A new tool for precise brain mapping

Optogenetic infrared light precisely illuminates neural pathways in the brain
May 21, 2013

Non-invasive, neuron-specific localized stimulation by near-IR fiber optic beam (red) vs. invasive, non-localized stimulation by blue light (credit: S. Mohanty/UT Arlington)

A new tool that could help map and track the interactions between neurons in different areas of the brain is being developed by University of Texas Arlington assistant professor of physics Samarendra Mohanty.

The technology would be useful in the BRAIN (Brain Research Through Advancing Innovative Neurotechnologies) mapping initiative.

This new method, which uses a fiber-optic, two-photon, optogenetic stimulator, has been used on human cells in a laboratory, but is also expected to work in vivo. Optogenetic stimulation avoids damage to living tissue by using light to stimulate neurons instead of the electric pulses used in past research.
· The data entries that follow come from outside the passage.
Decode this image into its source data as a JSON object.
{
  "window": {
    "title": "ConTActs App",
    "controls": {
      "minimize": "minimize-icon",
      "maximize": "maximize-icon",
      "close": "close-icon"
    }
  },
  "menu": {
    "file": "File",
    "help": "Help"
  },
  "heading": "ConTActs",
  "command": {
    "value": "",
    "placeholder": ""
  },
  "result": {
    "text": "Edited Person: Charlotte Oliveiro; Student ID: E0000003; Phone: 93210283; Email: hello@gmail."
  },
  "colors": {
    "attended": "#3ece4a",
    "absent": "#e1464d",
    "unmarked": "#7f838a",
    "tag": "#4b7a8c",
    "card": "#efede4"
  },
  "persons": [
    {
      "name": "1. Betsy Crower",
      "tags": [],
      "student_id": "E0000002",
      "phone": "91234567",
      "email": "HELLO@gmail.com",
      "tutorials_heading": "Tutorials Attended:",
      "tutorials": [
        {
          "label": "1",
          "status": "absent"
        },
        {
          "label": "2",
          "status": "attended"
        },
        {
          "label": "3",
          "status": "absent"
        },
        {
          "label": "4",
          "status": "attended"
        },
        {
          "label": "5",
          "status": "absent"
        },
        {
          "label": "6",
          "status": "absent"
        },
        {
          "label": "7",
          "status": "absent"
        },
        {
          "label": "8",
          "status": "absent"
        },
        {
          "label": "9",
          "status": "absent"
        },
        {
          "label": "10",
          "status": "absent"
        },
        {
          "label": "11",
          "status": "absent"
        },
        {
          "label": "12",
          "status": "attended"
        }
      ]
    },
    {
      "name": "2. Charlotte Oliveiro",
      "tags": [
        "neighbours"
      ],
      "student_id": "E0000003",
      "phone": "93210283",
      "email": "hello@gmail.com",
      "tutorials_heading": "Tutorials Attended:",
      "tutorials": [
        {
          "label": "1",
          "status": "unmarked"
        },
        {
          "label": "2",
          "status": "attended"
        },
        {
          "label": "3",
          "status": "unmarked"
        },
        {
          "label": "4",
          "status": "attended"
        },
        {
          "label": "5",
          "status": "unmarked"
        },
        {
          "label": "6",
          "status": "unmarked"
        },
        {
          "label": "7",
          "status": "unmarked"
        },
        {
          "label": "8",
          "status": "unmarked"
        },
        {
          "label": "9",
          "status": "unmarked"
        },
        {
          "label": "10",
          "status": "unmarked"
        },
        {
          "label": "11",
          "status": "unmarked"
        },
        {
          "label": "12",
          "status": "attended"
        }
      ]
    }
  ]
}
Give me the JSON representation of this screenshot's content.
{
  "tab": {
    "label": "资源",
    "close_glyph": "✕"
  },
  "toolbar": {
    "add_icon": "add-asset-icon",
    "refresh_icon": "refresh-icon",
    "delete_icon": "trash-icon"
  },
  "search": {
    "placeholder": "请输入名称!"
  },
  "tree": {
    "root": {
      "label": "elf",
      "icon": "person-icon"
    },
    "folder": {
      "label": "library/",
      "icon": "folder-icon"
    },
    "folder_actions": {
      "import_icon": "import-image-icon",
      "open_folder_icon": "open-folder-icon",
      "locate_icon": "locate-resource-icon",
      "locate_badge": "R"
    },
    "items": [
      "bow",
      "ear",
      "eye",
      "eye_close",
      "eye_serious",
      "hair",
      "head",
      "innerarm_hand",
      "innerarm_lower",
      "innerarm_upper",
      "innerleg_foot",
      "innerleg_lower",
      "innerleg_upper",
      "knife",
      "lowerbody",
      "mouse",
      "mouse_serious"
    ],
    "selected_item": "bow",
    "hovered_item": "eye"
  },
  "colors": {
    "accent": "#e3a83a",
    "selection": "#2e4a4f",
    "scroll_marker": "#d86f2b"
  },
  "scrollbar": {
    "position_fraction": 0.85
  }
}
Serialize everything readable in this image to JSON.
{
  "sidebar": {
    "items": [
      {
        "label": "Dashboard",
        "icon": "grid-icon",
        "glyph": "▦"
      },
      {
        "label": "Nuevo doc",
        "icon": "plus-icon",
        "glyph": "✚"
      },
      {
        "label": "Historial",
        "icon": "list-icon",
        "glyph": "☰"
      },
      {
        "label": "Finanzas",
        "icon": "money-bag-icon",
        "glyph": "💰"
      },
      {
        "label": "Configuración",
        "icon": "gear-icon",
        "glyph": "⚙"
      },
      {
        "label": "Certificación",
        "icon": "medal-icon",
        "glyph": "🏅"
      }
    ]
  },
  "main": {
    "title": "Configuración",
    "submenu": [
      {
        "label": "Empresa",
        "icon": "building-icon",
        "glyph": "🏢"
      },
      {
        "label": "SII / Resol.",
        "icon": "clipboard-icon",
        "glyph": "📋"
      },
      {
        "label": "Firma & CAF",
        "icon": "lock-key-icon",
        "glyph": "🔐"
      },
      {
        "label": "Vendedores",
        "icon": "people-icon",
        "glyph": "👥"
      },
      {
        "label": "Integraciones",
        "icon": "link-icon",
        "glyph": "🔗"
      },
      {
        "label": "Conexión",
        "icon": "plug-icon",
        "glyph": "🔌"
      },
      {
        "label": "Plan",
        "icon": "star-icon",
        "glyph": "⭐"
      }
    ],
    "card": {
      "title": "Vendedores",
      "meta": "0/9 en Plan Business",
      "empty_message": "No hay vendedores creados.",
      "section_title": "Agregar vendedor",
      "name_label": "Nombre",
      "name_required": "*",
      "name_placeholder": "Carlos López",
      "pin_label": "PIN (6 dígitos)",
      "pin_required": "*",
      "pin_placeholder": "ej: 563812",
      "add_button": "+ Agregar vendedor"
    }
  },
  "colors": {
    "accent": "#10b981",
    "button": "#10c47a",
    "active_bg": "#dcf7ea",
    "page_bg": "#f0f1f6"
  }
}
“Scientists have spent a lot of time looking at the physical connections between different regions of the brain. But that information is not sufficient unless we examine how those connections function,” Mohanty said. “That’s where two-photon optogenetics comes into play. This is a tool not only to control the neuronal activity but to understand how the brain works.”

How it works

(a) Schematic of conventional two-photon stimulation scanning pattern of targeted cell with laser beam delivered by microscope. (b) Schematic of fiber-optic two-photon activation. (Credit: S. Mohanty et al./Optics Letters)

The tiny tool builds on Mohanty’s previous discovery that near-infrared light can be used to stimulate an opsin (a light-sensitive protein) introduced into neurons in the brain. Most opsins are currently activated in the visible spectrum, where significant absorption and scattering of stimulating light occurs, leading to low penetration depth. This new method could also show how different parts of the brain react when a linked area is stimulated, Mohanty said.

The two-photon optogenetic stimulation involves introducing the gene for an opsin called ChR2 into a sample of excitable cells (neurons in this case). A fiber-optic infrared beam of light can then be used to precisely excite the neurons in a tissue circuit. Researchers can then observe responses in the excited area as well as other parts of the neural circuit. In living subjects, scientists could also observe the behavioral outcome, Mohanty said.

Mohanty’s method of using low-energy near-infrared light (which penetrates tissue better) also enables more precision and a deeper penetration than the blue or green light beams often used in optogenetic stimulation, according to the Optics Letters paper.

Using fiber optics to deliver the two-photon optogenetic beam is another advance. Previous methods required bulky microscopes or complex scanning beams.

Mohanty’s group is collaborating with UT Arlington Department of Psychology assistant professor Linda Perrotti to apply this technology in living animals.